As principais torcidas organizadas de Corinthians, Palmeiras, Santos e São Paulo divulgaram, nesta quinta-feira (12), uma nota conjunta sobre os desafios da rodada de domingo no Campeonato Paulista. Pela primeira vez, os quatro grandes clubes do estado entram em campo no mesmo horário, o que exigiu um pacto inédito de deslocamento para evitar confrontos.
No comunicado, as torcidas informam que participaram, na véspera, de uma reunião no Ministério Público com representantes da Justiça, da Polícia Militar e do DRADE. O encontro tratou da operação de segurança para a rodada simultânea, definida pela Federação Paulista de Futebol (FPF), que ignorou alertas anteriores do MP sobre os riscos da medida.

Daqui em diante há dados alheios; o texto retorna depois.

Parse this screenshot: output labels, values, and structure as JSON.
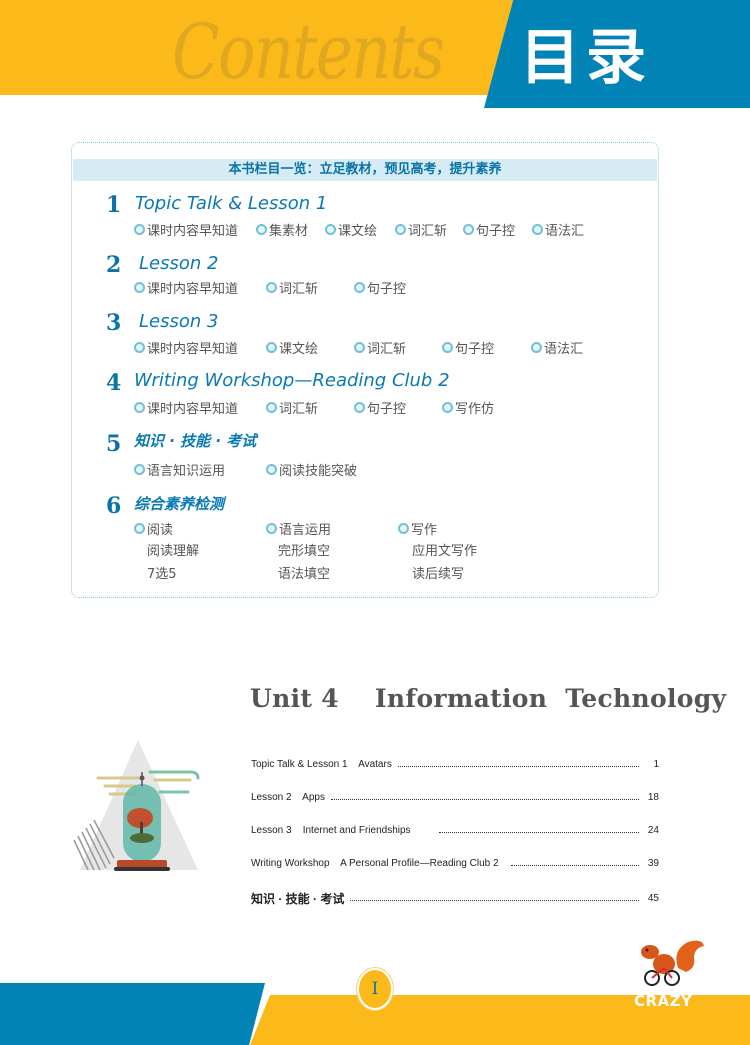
{
  "header": {
    "watermark": "Contents",
    "title": "目录",
    "colors": {
      "yellow": "#fbb91a",
      "blue": "#0183b6"
    }
  },
  "overview": {
    "banner": "本书栏目一览：立足教材，预见高考，提升素养",
    "sections": [
      {
        "num": "1",
        "title": "Topic Talk & Lesson 1",
        "items": [
          "课时内容早知道",
          "集素材",
          "课文绘",
          "词汇斩",
          "句子控",
          "语法汇"
        ]
      },
      {
        "num": "2",
        "title": "Lesson 2",
        "items": [
          "课时内容早知道",
          "词汇斩",
          "句子控"
        ]
      },
      {
        "num": "3",
        "title": "Lesson 3",
        "items": [
          "课时内容早知道",
          "课文绘",
          "词汇斩",
          "句子控",
          "语法汇"
        ]
      },
      {
        "num": "4",
        "title": "Writing Workshop—Reading Club 2",
        "items": [
          "课时内容早知道",
          "词汇斩",
          "句子控",
          "写作仿"
        ]
      },
      {
        "num": "5",
        "title": "知识 · 技能 · 考试",
        "items": [
          "语言知识运用",
          "阅读技能突破"
        ]
      },
      {
        "num": "6",
        "title": "综合素养检测",
        "groups": [
          {
            "label": "阅读",
            "subs": [
              "阅读理解",
              "7选5"
            ]
          },
          {
            "label": "语言运用",
            "subs": [
              "完形填空",
              "语法填空"
            ]
          },
          {
            "label": "写作",
            "subs": [
              "应用文写作",
              "读后续写"
            ]
          }
        ]
      }
    ]
  },
  "unit": {
    "title": "Unit 4    Information  Technology",
    "toc": [
      {
        "label": "Topic Talk & Lesson 1    Avatars",
        "page": "1"
      },
      {
        "label": "Lesson 2    Apps",
        "page": "18"
      },
      {
        "label": "Lesson 3    Internet and Friendships",
        "page": "24"
      },
      {
        "label": "Writing Workshop    A Personal Profile—Reading Club 2",
        "page": "39"
      },
      {
        "label": "知识 · 技能 · 考试",
        "page": "45"
      }
    ]
  },
  "footer": {
    "page_number": "I",
    "mascot_text": "CRAZY"
  }
}
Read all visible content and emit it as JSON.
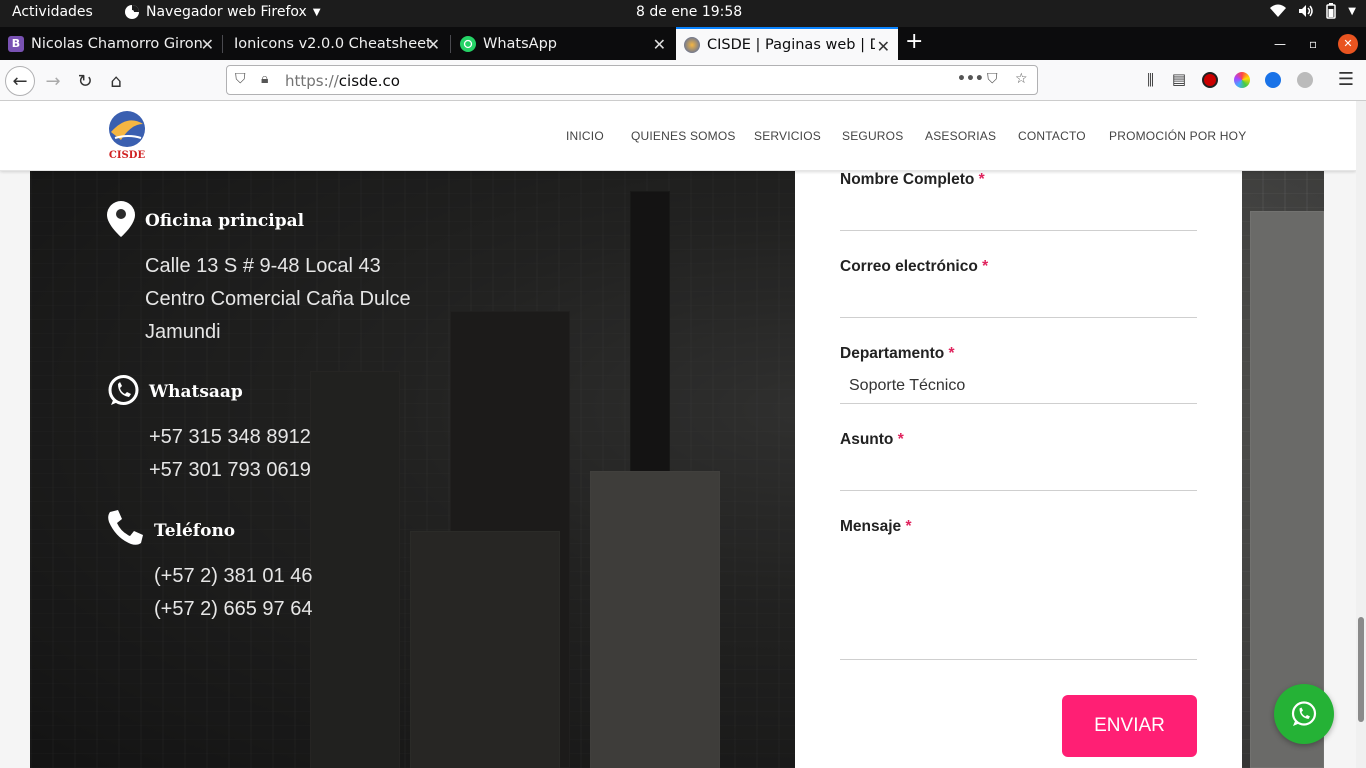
{
  "system": {
    "activities": "Actividades",
    "app_menu": "Navegador web Firefox",
    "clock": "8 de ene  19:58"
  },
  "tabs": [
    {
      "label": "Nicolas Chamorro Giron",
      "icon": "bootstrap-icon",
      "icon_text": "B",
      "color": "#7952b3"
    },
    {
      "label": "Ionicons v2.0.0 Cheatsheet",
      "icon": "none"
    },
    {
      "label": "WhatsApp",
      "icon": "whatsapp-icon",
      "color": "#25d366"
    },
    {
      "label": "CISDE | Paginas web | Dis",
      "icon": "cisde-favicon",
      "active": true
    }
  ],
  "navbar": {
    "url_proto": "https://",
    "url_host": "cisde.co"
  },
  "site": {
    "logo_text": "CISDE",
    "menu": [
      "INICIO",
      "QUIENES SOMOS",
      "SERVICIOS",
      "SEGUROS",
      "ASESORIAS",
      "CONTACTO",
      "PROMOCIÓN POR HOY"
    ]
  },
  "contact": {
    "office": {
      "title": "Oficina principal",
      "lines": [
        "Calle 13 S # 9-48 Local 43",
        "Centro Comercial Caña Dulce",
        "Jamundi"
      ]
    },
    "whatsapp": {
      "title": "Whatsaap",
      "lines": [
        "+57 315 348 8912",
        "+57 301 793 0619"
      ]
    },
    "phone": {
      "title": "Teléfono",
      "lines": [
        "(+57 2) 381 01 46",
        "(+57 2) 665 97 64"
      ]
    }
  },
  "form": {
    "required_mark": "*",
    "name_label": "Nombre Completo",
    "email_label": "Correo electrónico",
    "department_label": "Departamento",
    "department_value": "Soporte Técnico",
    "subject_label": "Asunto",
    "message_label": "Mensaje",
    "submit_label": "ENVIAR"
  },
  "colors": {
    "accent": "#ff1f74",
    "whatsapp": "#25b236",
    "firefox_blue": "#0a84ff"
  }
}
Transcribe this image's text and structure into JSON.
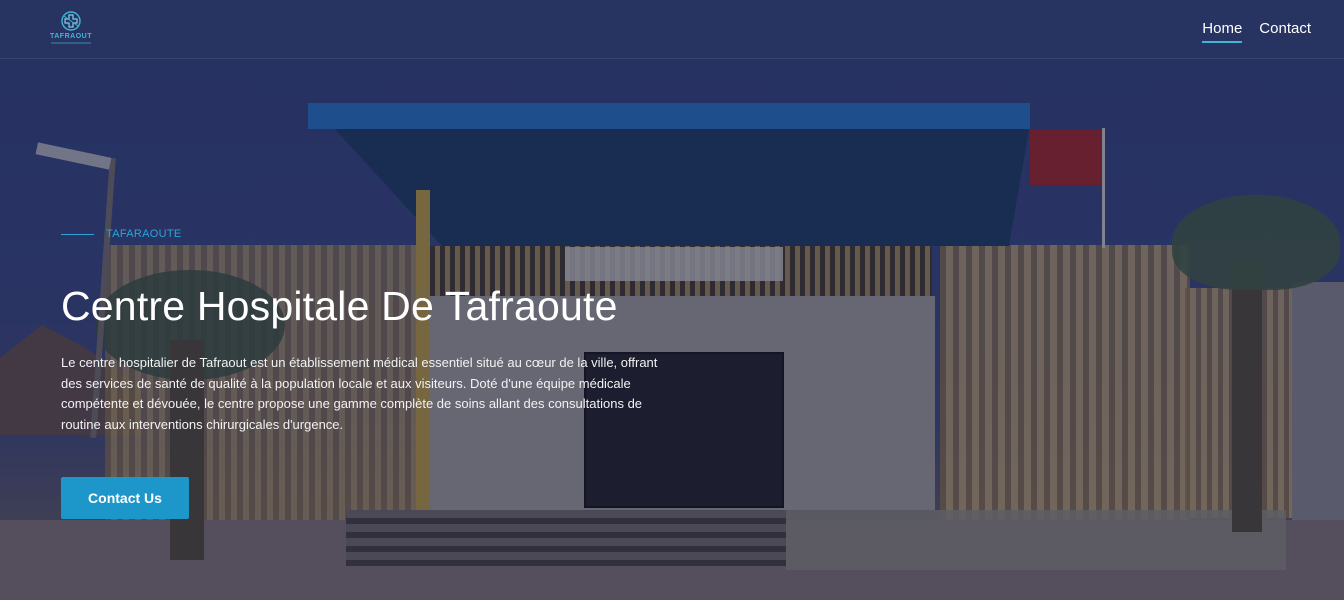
{
  "header": {
    "logo": {
      "name": "TAFRAOUT",
      "icon": "hospital-cross-emblem-icon"
    },
    "nav": [
      {
        "label": "Home",
        "active": true
      },
      {
        "label": "Contact",
        "active": false
      }
    ]
  },
  "hero": {
    "eyebrow": "TAFARAOUTE",
    "title": "Centre Hospitale De Tafraoute",
    "description": "Le centre hospitalier de Tafraout est un établissement médical essentiel situé au cœur de la ville, offrant des services de santé de qualité à la population locale et aux visiteurs. Doté d'une équipe médicale compétente et dévouée, le centre propose une gamme complète de soins allant des consultations de routine aux interventions chirurgicales d'urgence.",
    "cta_label": "Contact Us",
    "background_image": "hospital-building-photo"
  },
  "colors": {
    "accent": "#1d96c9",
    "eyebrow": "#2aa5d8",
    "overlay": "#1c2242"
  }
}
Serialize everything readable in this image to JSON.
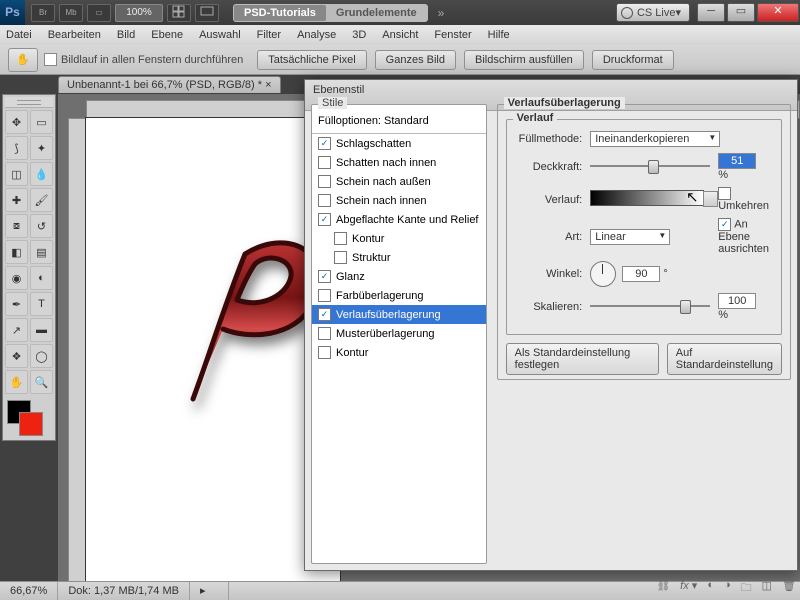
{
  "chrome": {
    "zoom": "100%",
    "switch_active": "PSD-Tutorials",
    "switch_inactive": "Grundelemente",
    "cs_live": "CS Live"
  },
  "menu": [
    "Datei",
    "Bearbeiten",
    "Bild",
    "Ebene",
    "Auswahl",
    "Filter",
    "Analyse",
    "3D",
    "Ansicht",
    "Fenster",
    "Hilfe"
  ],
  "optbar": {
    "scroll_all": "Bildlauf in allen Fenstern durchführen",
    "actual_px": "Tatsächliche Pixel",
    "whole_img": "Ganzes Bild",
    "fill_screen": "Bildschirm ausfüllen",
    "print_fmt": "Druckformat"
  },
  "doc_tab": "Unbenannt-1 bei 66,7% (PSD, RGB/8) * ×",
  "status": {
    "zoom": "66,67%",
    "doc": "Dok: 1,37 MB/1,74 MB"
  },
  "dialog": {
    "title": "Ebenenstil",
    "styles_header": "Stile",
    "fill_opts": "Fülloptionen: Standard",
    "styles": [
      {
        "label": "Schlagschatten",
        "checked": true,
        "indent": false
      },
      {
        "label": "Schatten nach innen",
        "checked": false,
        "indent": false
      },
      {
        "label": "Schein nach außen",
        "checked": false,
        "indent": false
      },
      {
        "label": "Schein nach innen",
        "checked": false,
        "indent": false
      },
      {
        "label": "Abgeflachte Kante und Relief",
        "checked": true,
        "indent": false
      },
      {
        "label": "Kontur",
        "checked": false,
        "indent": true
      },
      {
        "label": "Struktur",
        "checked": false,
        "indent": true
      },
      {
        "label": "Glanz",
        "checked": true,
        "indent": false
      },
      {
        "label": "Farbüberlagerung",
        "checked": false,
        "indent": false
      },
      {
        "label": "Verlaufsüberlagerung",
        "checked": true,
        "indent": false,
        "selected": true
      },
      {
        "label": "Musterüberlagerung",
        "checked": false,
        "indent": false
      },
      {
        "label": "Kontur",
        "checked": false,
        "indent": false
      }
    ],
    "panel_title": "Verlaufsüberlagerung",
    "sub_title": "Verlauf",
    "blend_lbl": "Füllmethode:",
    "blend_val": "Ineinanderkopieren",
    "opacity_lbl": "Deckkraft:",
    "opacity_val": "51",
    "grad_lbl": "Verlauf:",
    "reverse_lbl": "Umkehren",
    "style_lbl": "Art:",
    "style_val": "Linear",
    "align_lbl": "An Ebene ausrichten",
    "angle_lbl": "Winkel:",
    "angle_val": "90",
    "scale_lbl": "Skalieren:",
    "scale_val": "100",
    "btn_default": "Als Standardeinstellung festlegen",
    "btn_reset": "Auf Standardeinstellung"
  }
}
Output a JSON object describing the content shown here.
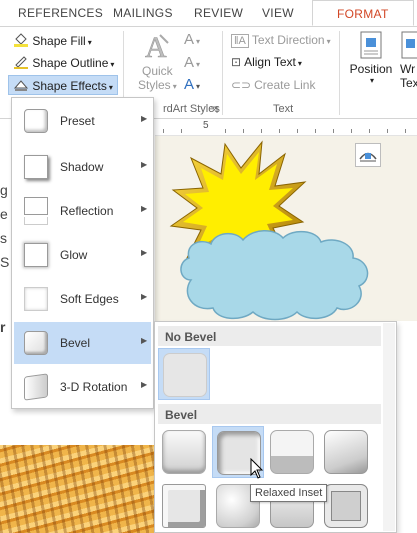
{
  "tabs": [
    {
      "label": "REFERENCES"
    },
    {
      "label": "MAILINGS"
    },
    {
      "label": "REVIEW"
    },
    {
      "label": "VIEW"
    },
    {
      "label": "FORMAT"
    }
  ],
  "ribbon": {
    "shape_fill": "Shape Fill",
    "shape_outline": "Shape Outline",
    "shape_effects": "Shape Effects",
    "quick_styles_line1": "Quick",
    "quick_styles_line2": "Styles",
    "wordart_styles_group": "rdArt Styles",
    "text_direction": "Text Direction",
    "align_text": "Align Text",
    "create_link": "Create Link",
    "text_group": "Text",
    "position": "Position",
    "wrap_text_line1": "Wr",
    "wrap_text_line2": "Tex"
  },
  "ruler": {
    "label_5": "5"
  },
  "document": {
    "fragment_1": "g",
    "fragment_2": "e",
    "fragment_3": "s",
    "fragment_4": "S",
    "fragment_5": "r"
  },
  "effects_menu": {
    "items": [
      {
        "label": "Preset"
      },
      {
        "label": "Shadow"
      },
      {
        "label": "Reflection"
      },
      {
        "label": "Glow"
      },
      {
        "label": "Soft Edges"
      },
      {
        "label": "Bevel"
      },
      {
        "label": "3-D Rotation"
      }
    ],
    "selected": "Bevel"
  },
  "bevel_gallery": {
    "no_bevel_header": "No Bevel",
    "bevel_header": "Bevel",
    "tooltip": "Relaxed Inset"
  },
  "colors": {
    "accent": "#d24726",
    "selection": "#c5dcf6",
    "sun": "#ffee00",
    "cloud": "#a8d8e8"
  }
}
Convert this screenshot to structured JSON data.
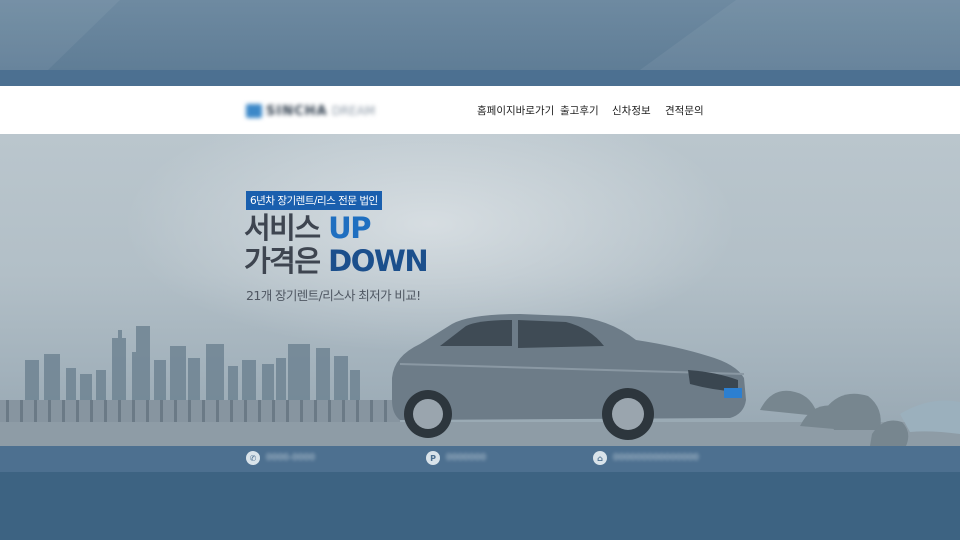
{
  "header": {
    "logo_text": "SINCHA",
    "logo_sub": "DREAM",
    "nav": [
      {
        "label": "홈페이지바로가기"
      },
      {
        "label": "출고후기"
      },
      {
        "label": "신차정보"
      },
      {
        "label": "견적문의"
      }
    ]
  },
  "hero": {
    "badge": "6년차 장기렌트/리스 전문 법인",
    "line1_text": "서비스 ",
    "line1_accent": "UP",
    "line2_text": "가격은 ",
    "line2_accent": "DOWN",
    "subtitle": "21개 장기렌트/리스사 최저가 비교!"
  },
  "contact_bar": {
    "items": [
      {
        "icon": "phone-icon",
        "glyph": "✆",
        "text": "0000-0000"
      },
      {
        "icon": "parking-icon",
        "glyph": "P",
        "text": "0000000"
      },
      {
        "icon": "home-icon",
        "glyph": "⌂",
        "text": "000000000000000"
      }
    ]
  },
  "colors": {
    "badge_bg": "#1a5fae",
    "accent_blue": "#1f6fc0",
    "accent_dark": "#1b4f8c",
    "bar": "#4d7090"
  }
}
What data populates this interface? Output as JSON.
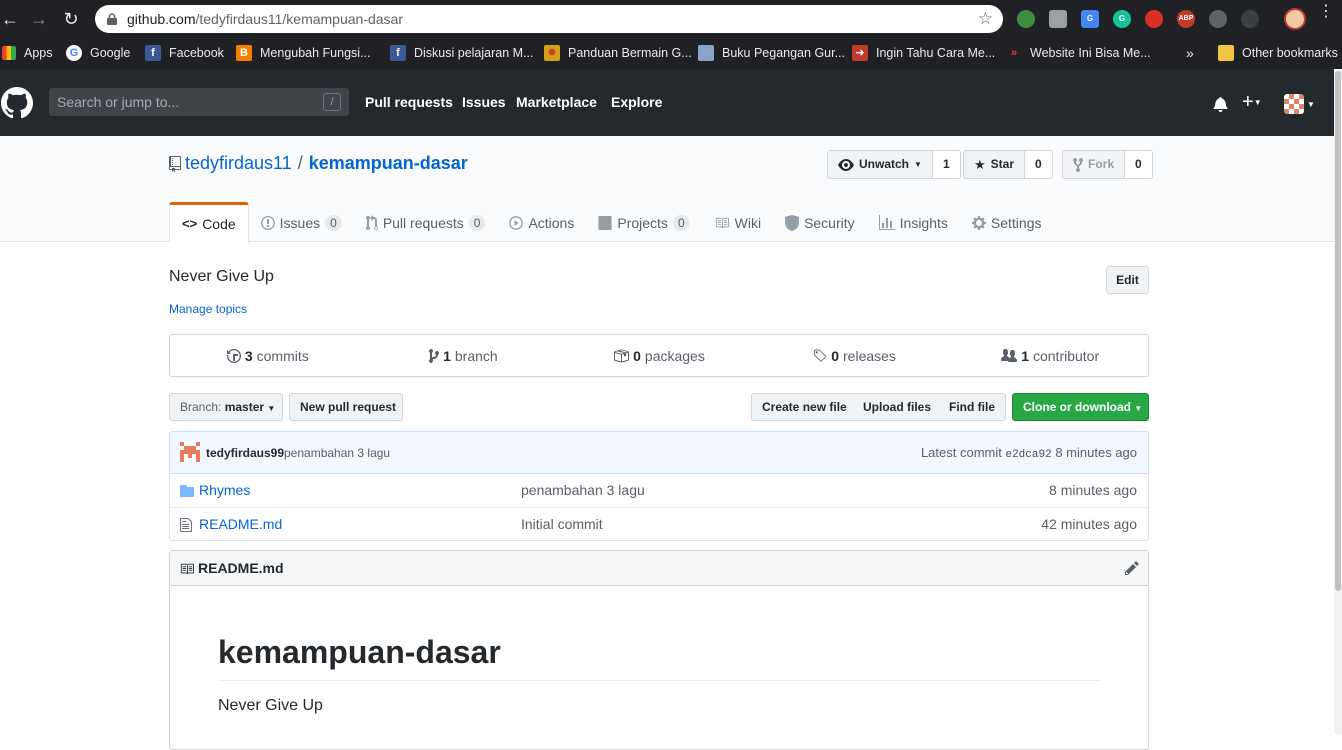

Apesar de sustentar sua decisão com base em autonomia contratual, a FPF agora transfere à Polícia Militar e às torcidas a responsabilidade pela logística e pela prevenção de conflitos. Diante disso, as organizadas apresentaram um plano de ação próprio para orientar o deslocamento dos integrantes no domingo e minimizar riscos de encontros entre rivais.
Torcidas Organizadas podem se encontrar
A capital paulista receberá apenas o jogo do Palmeiras, no Allianz Parque. Já a torcida do Corinthians terá de se deslocar até São Bernardo do Campo, na Grande São Paulo. As demais torcidas também se deslocarão para cidades do interior ou litoral.
No documento, os grupos organizados aproveitam para retomar um tema caro: o retorno da torcida visitante aos estádios. Com a justificativa de que já existem tecnologias de monitoramento, como biometria facial e sistemas de reconhecimento, as entidades cobram o fim da torcida única nos clássicos.
“O encontro marcou o início de uma tratativa mais ampla e reforça a disposição das torcidas organizadas em dialogar, colaborar e cobrar responsabilidade das instituições que comandam o futebol paulista. Seguimos trabalhando e lutando pela volta das duas torcidas aos estádios”, diz trecho da nota.
A mobilização conjunta representa uma inflexão no discurso das organizadas, que buscam agora ocupar um lugar de interlocução institucional — ao mesmo tempo em que tentam reverter uma restrição vista como punição coletiva permanente.